Governance: Security and compliance policies

Effective governance in platform engineering involves transitioning from ad hoc, manual processes to more structured and proactive frameworks. This article explores the stages of governance proficiency, focusing on defining and implementing security, compliance, and remediation policies, monitoring threats, and managing access controls.

Focus areas include defining and implementing security, compliance, and remediation policies and frameworks, monitoring threats and implementing corrective actions, and managing control access to platforms.

Stages

Independent

The organization begins with ad hoc governance, relying on basic, manual processes to ensure compliance. Governance is often enforced through centralized control and manual gatekeeping. Developers and security teams operate independently, leading to minimal collaboration and a reliance on manual reviews and approvals. As a result, policy violations and unauthorized access are typically addressed reactively, leaving the organization exposed to risks that could have been mitigated more proactively. The reliance on manual controls creates challenges in building a more scalable and sustainable governance framework.

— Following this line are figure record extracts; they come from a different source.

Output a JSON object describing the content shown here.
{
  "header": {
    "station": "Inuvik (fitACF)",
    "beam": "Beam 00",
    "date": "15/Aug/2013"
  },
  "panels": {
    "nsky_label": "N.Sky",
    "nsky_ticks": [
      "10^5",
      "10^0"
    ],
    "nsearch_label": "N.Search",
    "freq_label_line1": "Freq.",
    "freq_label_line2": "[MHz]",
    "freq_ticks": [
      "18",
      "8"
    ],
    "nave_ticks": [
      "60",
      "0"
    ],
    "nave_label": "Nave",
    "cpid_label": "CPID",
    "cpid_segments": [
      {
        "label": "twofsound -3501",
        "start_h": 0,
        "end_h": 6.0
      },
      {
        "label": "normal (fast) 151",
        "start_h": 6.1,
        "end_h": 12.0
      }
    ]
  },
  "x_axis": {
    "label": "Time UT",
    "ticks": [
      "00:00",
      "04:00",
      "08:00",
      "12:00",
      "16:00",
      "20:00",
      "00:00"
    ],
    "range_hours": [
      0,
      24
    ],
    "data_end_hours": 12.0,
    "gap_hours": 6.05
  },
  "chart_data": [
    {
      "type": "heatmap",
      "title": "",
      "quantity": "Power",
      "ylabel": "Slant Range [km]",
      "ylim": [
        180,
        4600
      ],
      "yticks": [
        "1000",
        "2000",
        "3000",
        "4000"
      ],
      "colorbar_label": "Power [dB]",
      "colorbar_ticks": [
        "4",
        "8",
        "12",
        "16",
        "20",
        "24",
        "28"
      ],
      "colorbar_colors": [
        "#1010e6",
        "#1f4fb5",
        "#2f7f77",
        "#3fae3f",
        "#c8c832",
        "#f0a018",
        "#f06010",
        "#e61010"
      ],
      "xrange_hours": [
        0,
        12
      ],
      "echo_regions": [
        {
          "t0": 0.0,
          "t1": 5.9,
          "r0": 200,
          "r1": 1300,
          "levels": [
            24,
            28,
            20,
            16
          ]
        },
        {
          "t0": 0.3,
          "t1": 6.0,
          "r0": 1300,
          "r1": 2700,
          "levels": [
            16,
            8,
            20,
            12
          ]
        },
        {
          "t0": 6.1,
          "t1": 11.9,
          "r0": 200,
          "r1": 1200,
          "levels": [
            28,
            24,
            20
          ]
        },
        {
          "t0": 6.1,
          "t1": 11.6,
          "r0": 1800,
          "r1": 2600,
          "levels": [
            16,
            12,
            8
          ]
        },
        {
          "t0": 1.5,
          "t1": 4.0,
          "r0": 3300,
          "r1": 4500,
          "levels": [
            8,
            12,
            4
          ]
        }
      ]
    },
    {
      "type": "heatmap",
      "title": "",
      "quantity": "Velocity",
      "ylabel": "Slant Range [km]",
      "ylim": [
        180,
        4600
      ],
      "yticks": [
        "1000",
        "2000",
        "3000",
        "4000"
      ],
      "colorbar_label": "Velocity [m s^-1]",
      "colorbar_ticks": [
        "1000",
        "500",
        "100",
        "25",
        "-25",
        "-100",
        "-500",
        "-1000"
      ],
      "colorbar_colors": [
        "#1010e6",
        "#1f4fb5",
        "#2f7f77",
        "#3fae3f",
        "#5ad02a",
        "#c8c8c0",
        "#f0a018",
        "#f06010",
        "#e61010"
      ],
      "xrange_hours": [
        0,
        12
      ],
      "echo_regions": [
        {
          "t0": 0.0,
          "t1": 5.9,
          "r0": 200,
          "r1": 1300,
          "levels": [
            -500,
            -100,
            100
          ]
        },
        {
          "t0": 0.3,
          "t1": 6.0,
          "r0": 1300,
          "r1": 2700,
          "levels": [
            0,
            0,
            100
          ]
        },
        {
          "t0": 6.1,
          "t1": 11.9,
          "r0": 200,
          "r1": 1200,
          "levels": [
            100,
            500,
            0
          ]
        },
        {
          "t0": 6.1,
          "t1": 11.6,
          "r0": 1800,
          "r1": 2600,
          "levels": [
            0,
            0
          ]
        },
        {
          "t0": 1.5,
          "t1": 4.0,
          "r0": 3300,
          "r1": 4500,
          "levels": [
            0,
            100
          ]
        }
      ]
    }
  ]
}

Define security, compliance and remediation policies and frameworks: A central governance team defines security and compliance measures for each team/project individually.

Implement security and compliance policies: Compliance is achieved by meeting essential standards without formal processes. Security measures, including identity and secret management, are added manually as an afterthought.

Monitor threats and violations and implement corrective actions: Respond to incidents after they occur, no formal processes to prevent policy violations or security breaches.

Manage and control access to platform resources: Permissions are granted based on immediate needs.